On a recent visit to a self-storage facility, I encountered a manager who left me shaking my head. As I approached the office and looked through the window, I could see a pair of boots on the front desk, attached to some ragged old jeans. I thought, “Hmmm ... The maintenance guy must be taking a break in the office.”
As I entered the office, I noticed two, ah, gentlemen behind the counter. One was watching TV, and the other appeared to be doing bookwork. With no phones ringing, a TV blaring, and no other customers around, the “boots on the counter” guy asked me if I could hang on a minute.
Perhaps the president was buying another industry or something, and I just didn’t get the memo.
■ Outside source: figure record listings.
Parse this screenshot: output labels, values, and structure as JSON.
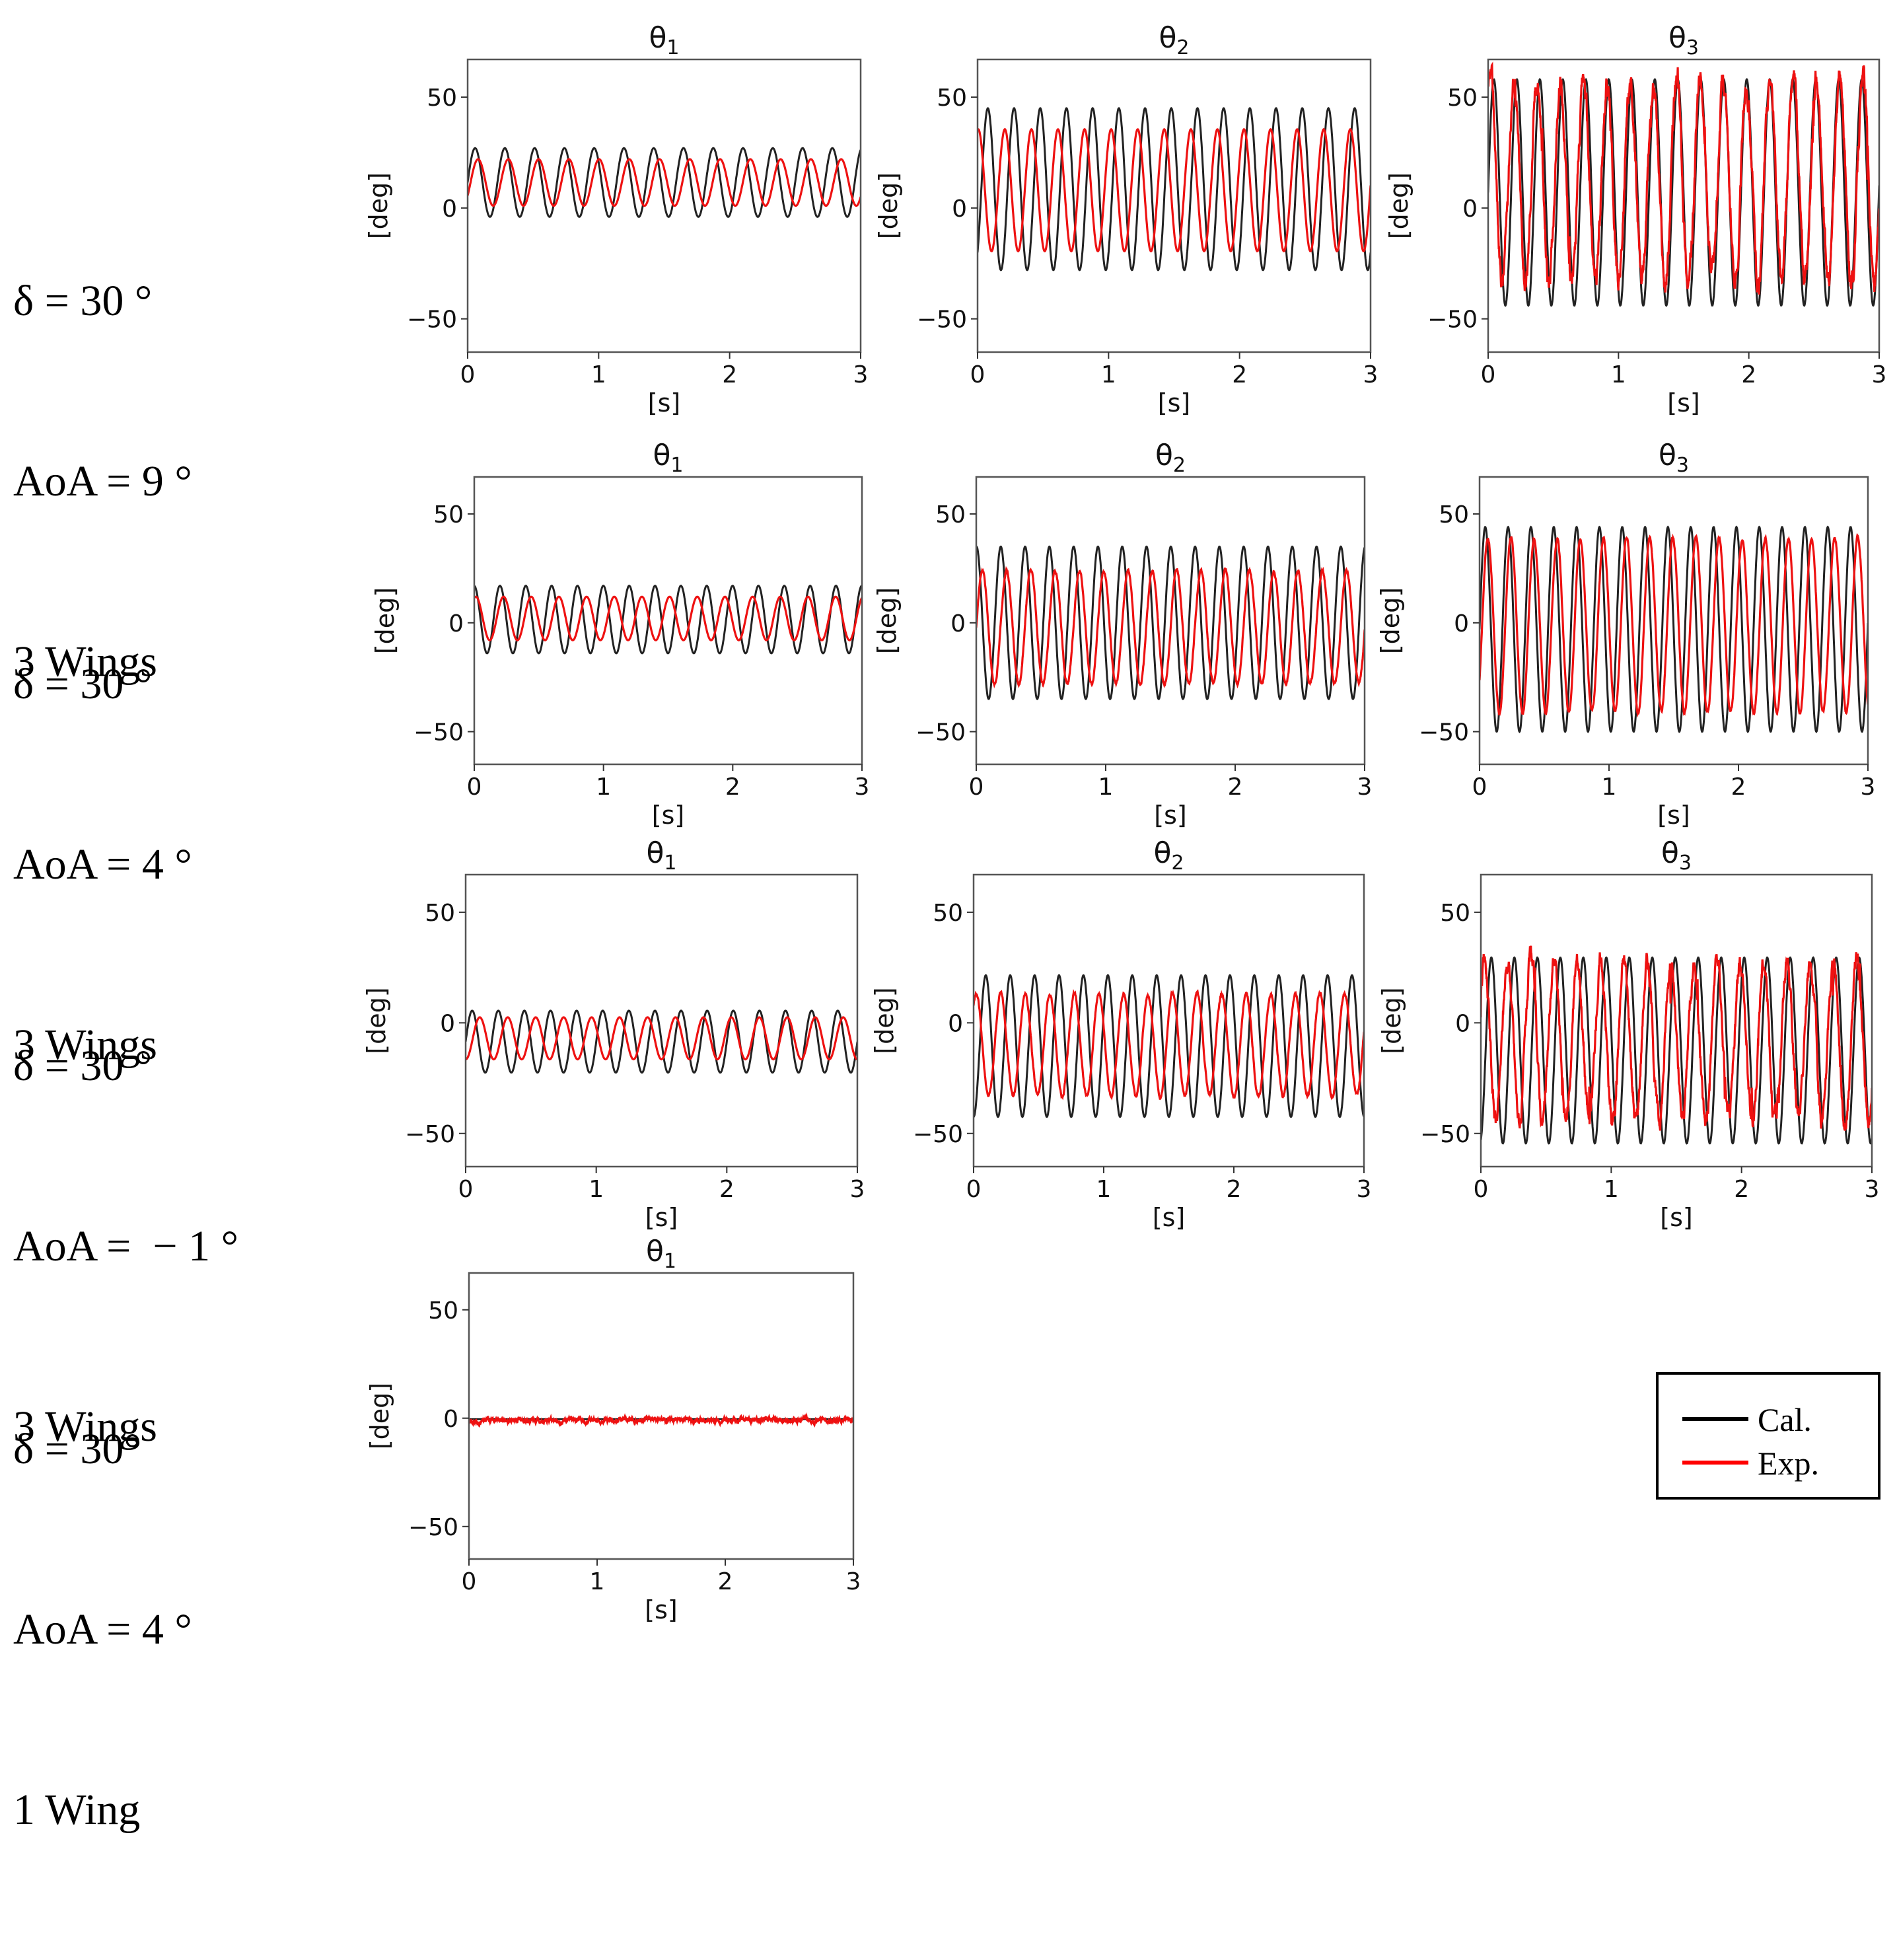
{
  "row_labels": [
    {
      "delta": "δ = 30 °",
      "aoa": "AoA = 9 °",
      "wings": "3 Wings"
    },
    {
      "delta": "δ = 30 °",
      "aoa": "AoA = 4 °",
      "wings": "3 Wings"
    },
    {
      "delta": "δ = 30 °",
      "aoa": "AoA =  − 1 °",
      "wings": "3 Wings"
    },
    {
      "delta": "δ = 30°",
      "aoa": "AoA = 4 °",
      "wings": "1 Wing"
    }
  ],
  "legend": [
    {
      "label": "Cal.",
      "color": "#000000"
    },
    {
      "label": "Exp.",
      "color": "#ff0000"
    }
  ],
  "colors": {
    "cal": "#222222",
    "exp": "#ee1111",
    "frame": "#555555"
  },
  "chart_data": [
    {
      "type": "line",
      "row": 0,
      "col": 0,
      "title": "θ",
      "title_sub": "1",
      "xlabel": "[s]",
      "ylabel": "[deg]",
      "xlim": [
        0,
        3
      ],
      "ylim": [
        -65,
        67
      ],
      "xticks": [
        0,
        1,
        2,
        3
      ],
      "yticks": [
        -50,
        0,
        50
      ],
      "ytick_labels": [
        "−50",
        "0",
        "50"
      ],
      "series": [
        {
          "name": "Cal.",
          "approx": {
            "mean": 11.5,
            "amp": 15.5,
            "freq": 4.4,
            "phase": 0.0
          }
        },
        {
          "name": "Exp.",
          "approx": {
            "mean": 11.5,
            "amp": 10.5,
            "freq": 4.33,
            "phase": -0.6,
            "noise": 0
          }
        }
      ]
    },
    {
      "type": "line",
      "row": 0,
      "col": 1,
      "title": "θ",
      "title_sub": "2",
      "xlabel": "[s]",
      "ylabel": "[deg]",
      "xlim": [
        0,
        3
      ],
      "ylim": [
        -65,
        67
      ],
      "xticks": [
        0,
        1,
        2,
        3
      ],
      "yticks": [
        -50,
        0,
        50
      ],
      "ytick_labels": [
        "−50",
        "0",
        "50"
      ],
      "series": [
        {
          "name": "Cal.",
          "approx": {
            "mean": 8.5,
            "amp": 36.5,
            "freq": 5.0,
            "phase": -0.9
          }
        },
        {
          "name": "Exp.",
          "approx": {
            "mean": 8.0,
            "amp": 27.5,
            "freq": 4.93,
            "phase": 1.4,
            "noise": 0
          }
        }
      ]
    },
    {
      "type": "line",
      "row": 0,
      "col": 2,
      "title": "θ",
      "title_sub": "3",
      "xlabel": "[s]",
      "ylabel": "[deg]",
      "xlim": [
        0,
        3
      ],
      "ylim": [
        -65,
        67
      ],
      "xticks": [
        0,
        1,
        2,
        3
      ],
      "yticks": [
        -50,
        0,
        50
      ],
      "ytick_labels": [
        "−50",
        "0",
        "50"
      ],
      "series": [
        {
          "name": "Cal.",
          "approx": {
            "mean": 7.0,
            "amp": 51.0,
            "freq": 5.67,
            "phase": 0.0
          }
        },
        {
          "name": "Exp.",
          "approx": {
            "mean": 12.0,
            "amp": 45.0,
            "freq": 5.6,
            "phase": 0.9,
            "noise": 7
          }
        }
      ]
    },
    {
      "type": "line",
      "row": 1,
      "col": 0,
      "title": "θ",
      "title_sub": "1",
      "xlabel": "[s]",
      "ylabel": "[deg]",
      "xlim": [
        0,
        3
      ],
      "ylim": [
        -65,
        67
      ],
      "xticks": [
        0,
        1,
        2,
        3
      ],
      "yticks": [
        -50,
        0,
        50
      ],
      "ytick_labels": [
        "−50",
        "0",
        "50"
      ],
      "series": [
        {
          "name": "Cal.",
          "approx": {
            "mean": 1.5,
            "amp": 15.5,
            "freq": 5.0,
            "phase": 1.6
          }
        },
        {
          "name": "Exp.",
          "approx": {
            "mean": 2.0,
            "amp": 10.0,
            "freq": 4.67,
            "phase": 1.2,
            "noise": 0
          }
        }
      ]
    },
    {
      "type": "line",
      "row": 1,
      "col": 1,
      "title": "θ",
      "title_sub": "2",
      "xlabel": "[s]",
      "ylabel": "[deg]",
      "xlim": [
        0,
        3
      ],
      "ylim": [
        -65,
        67
      ],
      "xticks": [
        0,
        1,
        2,
        3
      ],
      "yticks": [
        -50,
        0,
        50
      ],
      "ytick_labels": [
        "−50",
        "0",
        "50"
      ],
      "series": [
        {
          "name": "Cal.",
          "approx": {
            "mean": 0.0,
            "amp": 35.0,
            "freq": 5.33,
            "phase": 1.5
          }
        },
        {
          "name": "Exp.",
          "approx": {
            "mean": -2.0,
            "amp": 26.0,
            "freq": 5.33,
            "phase": 0.0,
            "noise": 1
          }
        }
      ]
    },
    {
      "type": "line",
      "row": 1,
      "col": 2,
      "title": "θ",
      "title_sub": "3",
      "xlabel": "[s]",
      "ylabel": "[deg]",
      "xlim": [
        0,
        3
      ],
      "ylim": [
        -65,
        67
      ],
      "xticks": [
        0,
        1,
        2,
        3
      ],
      "yticks": [
        -50,
        0,
        50
      ],
      "ytick_labels": [
        "−50",
        "0",
        "50"
      ],
      "series": [
        {
          "name": "Cal.",
          "approx": {
            "mean": -3.0,
            "amp": 47.0,
            "freq": 5.67,
            "phase": 0.0
          }
        },
        {
          "name": "Exp.",
          "approx": {
            "mean": -1.0,
            "amp": 40.0,
            "freq": 5.6,
            "phase": -0.7,
            "noise": 1
          }
        }
      ]
    },
    {
      "type": "line",
      "row": 2,
      "col": 0,
      "title": "θ",
      "title_sub": "1",
      "xlabel": "[s]",
      "ylabel": "[deg]",
      "xlim": [
        0,
        3
      ],
      "ylim": [
        -65,
        67
      ],
      "xticks": [
        0,
        1,
        2,
        3
      ],
      "yticks": [
        -50,
        0,
        50
      ],
      "ytick_labels": [
        "−50",
        "0",
        "50"
      ],
      "series": [
        {
          "name": "Cal.",
          "approx": {
            "mean": -8.5,
            "amp": 14.0,
            "freq": 5.0,
            "phase": 0.0
          }
        },
        {
          "name": "Exp.",
          "approx": {
            "mean": -7.0,
            "amp": 9.5,
            "freq": 4.67,
            "phase": -1.6,
            "noise": 0
          }
        }
      ]
    },
    {
      "type": "line",
      "row": 2,
      "col": 1,
      "title": "θ",
      "title_sub": "2",
      "xlabel": "[s]",
      "ylabel": "[deg]",
      "xlim": [
        0,
        3
      ],
      "ylim": [
        -65,
        67
      ],
      "xticks": [
        0,
        1,
        2,
        3
      ],
      "yticks": [
        -50,
        0,
        50
      ],
      "ytick_labels": [
        "−50",
        "0",
        "50"
      ],
      "series": [
        {
          "name": "Cal.",
          "approx": {
            "mean": -10.5,
            "amp": 32.0,
            "freq": 5.33,
            "phase": -1.57
          }
        },
        {
          "name": "Exp.",
          "approx": {
            "mean": -10.0,
            "amp": 23.0,
            "freq": 5.3,
            "phase": 0.9,
            "noise": 1
          }
        }
      ]
    },
    {
      "type": "line",
      "row": 2,
      "col": 2,
      "title": "θ",
      "title_sub": "3",
      "xlabel": "[s]",
      "ylabel": "[deg]",
      "xlim": [
        0,
        3
      ],
      "ylim": [
        -65,
        67
      ],
      "xticks": [
        0,
        1,
        2,
        3
      ],
      "yticks": [
        -50,
        0,
        50
      ],
      "ytick_labels": [
        "−50",
        "0",
        "50"
      ],
      "series": [
        {
          "name": "Cal.",
          "approx": {
            "mean": -12.5,
            "amp": 42.0,
            "freq": 5.67,
            "phase": -1.3
          }
        },
        {
          "name": "Exp.",
          "approx": {
            "mean": -8.0,
            "amp": 36.0,
            "freq": 5.6,
            "phase": 0.6,
            "noise": 6
          }
        }
      ]
    },
    {
      "type": "line",
      "row": 3,
      "col": 0,
      "title": "θ",
      "title_sub": "1",
      "xlabel": "[s]",
      "ylabel": "[deg]",
      "xlim": [
        0,
        3
      ],
      "ylim": [
        -65,
        67
      ],
      "xticks": [
        0,
        1,
        2,
        3
      ],
      "yticks": [
        -50,
        0,
        50
      ],
      "ytick_labels": [
        "−50",
        "0",
        "50"
      ],
      "series": [
        {
          "name": "Cal.",
          "approx": {
            "mean": -0.5,
            "amp": 0.0,
            "freq": 1.0,
            "phase": 0.0
          }
        },
        {
          "name": "Exp.",
          "approx": {
            "mean": -1.0,
            "amp": 0.0,
            "freq": 1.0,
            "phase": 0.0,
            "noise": 1.2
          }
        }
      ]
    }
  ]
}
After a minute or so, and some light conversation, I learned the guy doing bookwork was the owner, and “boots” was his son, the manager. Are you serious?
It’s amazing the number of owners out there who operate with little more sophistication than a lemonade stand. Complacent managers and distracted owners translate to weakening bottom lines. Can you make money that way?
A lot of self-storage owners have for many years. Keep expenses low and hope for the best. But that’s not good business, and as we all know from recent experience, the best is not bankable. If you want your business to be profitable in the long term, you’d better get serious now. Otherwise, you’ll lose.
Developers, owners and managers should look for better efficiencies, tactical marketing initiatives, and ways to sharpen their competitive edge, no matter what stage of the self-storage life cycle they’re in—development, startup, leaseup, stabilization or sale. The key is to get serious about your business. This article targets the self-storage owner, who always holds the keys to success or failure.
Exercise and Strengthen
No matter how good you’re doing, you can get better. And when you’re struggling, there are probably opportunities being overlooked. The whole point of opening our doors every day is to make a profit, not just pay the bills. Focus on being profitable because it’s good for you and good for our industry as a whole.